Telle était la menace qui nous a été lancée à travers la porte d’entrée de notre appartement new-yorkais où ma mère et moi vivions dans les années 1950. Puis, à 3 heures du matin, on a frappé violemment à la porte, accompagnant les coups de menaces et d’obscénités.

Le délit de ma mère ? Être l’une des premières femmes journalistes à couvrir le Moyen-Orient, une région alors peu connue de la plupart des Américains. Ma mère, Nexhmie Zaimi, est née en Albanie, une ancienne province de l’Empire ottoman. Elle a été la première fille en Albanie à fréquenter le lycée dirigé par des missionnaires presbytériens. Elle était également une rebelle née. Elle a scandalisé la capitale, Tirana, en refusant de porter le voile et en parlant d’émigrer aux États-Unis.

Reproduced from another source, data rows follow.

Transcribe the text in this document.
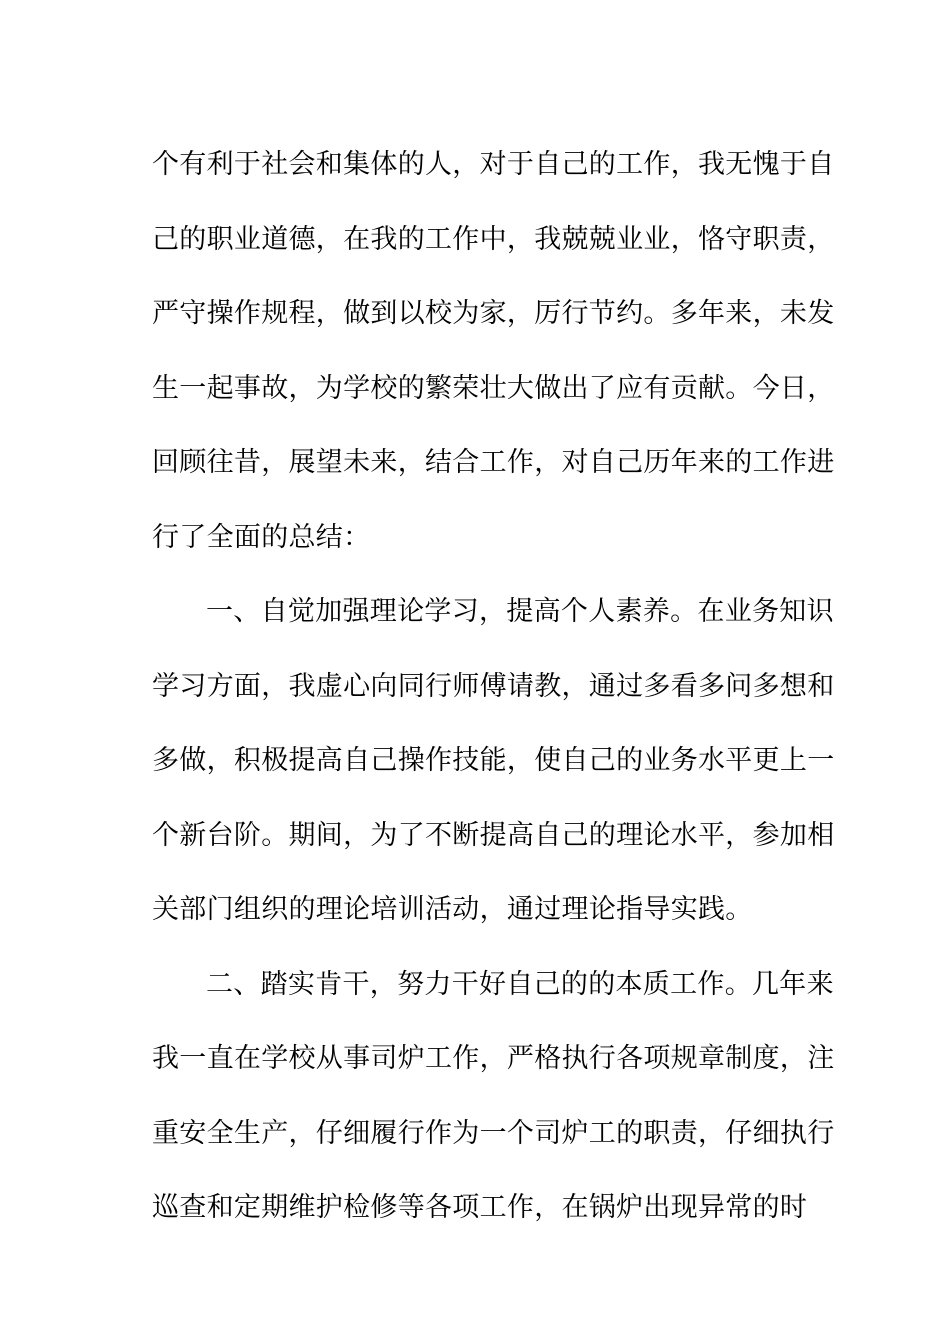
个有利于社会和集体的人，对于自己的工作，我无愧于自
己的职业道德，在我的工作中，我兢兢业业，恪守职责，
严守操作规程，做到以校为家，厉行节约。多年来，未发
生一起事故，为学校的繁荣壮大做出了应有贡献。今日，
回顾往昔，展望未来，结合工作，对自己历年来的工作进
行了全面的总结：
一、自觉加强理论学习，提高个人素养。在业务知识
学习方面，我虚心向同行师傅请教，通过多看多问多想和
多做，积极提高自己操作技能，使自己的业务水平更上一
个新台阶。期间，为了不断提高自己的理论水平，参加相
关部门组织的理论培训活动，通过理论指导实践。
二、踏实肯干，努力干好自己的的本质工作。几年来
我一直在学校从事司炉工作，严格执行各项规章制度，注
重安全生产，仔细履行作为一个司炉工的职责，仔细执行
巡查和定期维护检修等各项工作，在锅炉出现异常的时
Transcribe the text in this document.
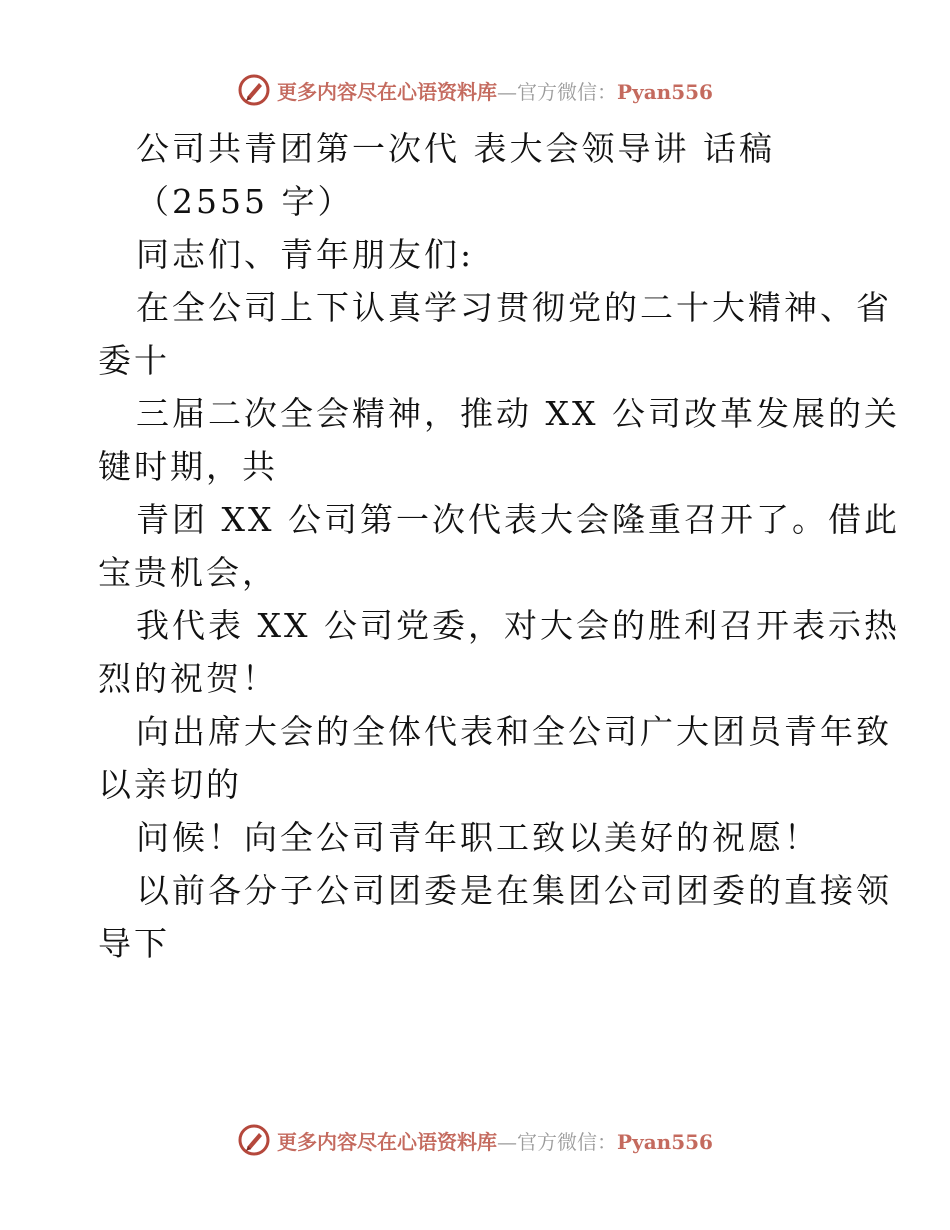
更多内容尽在心语资料库—官方微信：Pyan556
公司共青团第一次代 表大会领导讲 话稿
（2555 字）
同志们、青年朋友们:
在全公司上下认真学习贯彻党的二十大精神、省
委十
三届二次全会精神，推动 XX 公司改革发展的关
键时期，共
青团 XX 公司第一次代表大会隆重召开了。借此
宝贵机会，
我代表 XX 公司党委，对大会的胜利召开表示热
烈的祝贺！
向出席大会的全体代表和全公司广大团员青年致
以亲切的
问候！向全公司青年职工致以美好的祝愿！
以前各分子公司团委是在集团公司团委的直接领
导下
更多内容尽在心语资料库—官方微信：Pyan556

Elle a réussi à se rendre aux États-Unis et s’est inscrite au prestigieux Wellesley College. Là, elle a écrit un livre remarquable, « Daughter of the Eagle » (Fille de l’aigle), sur son enfance dans une Albanie semi-féodale. Ce livre est devenu un best-seller national.

Mme Zaimi a ensuite fréquenté l’école de journalisme de l’université Columbia, à l’époque où celle-ci était encore un bastion de la liberté d’expression. Elle a rencontré mon père, un avocat new-yorkais, s’est mariée avant la guerre et est rapidement devenue journaliste et conférencière. Elle a également travaillé avec le prédécesseur de la CIA au début de l’après-guerre, puis a commencé à faire des reportages sur le Moyen-Orient pour le département d’État américain. Dans les années 1950, elle a averti Washington que si le problème palestinien n’était pas résolu de manière équitable, le Moyen-Orient se soulèverait contre les États-Unis. Cela s’est produit en 2001.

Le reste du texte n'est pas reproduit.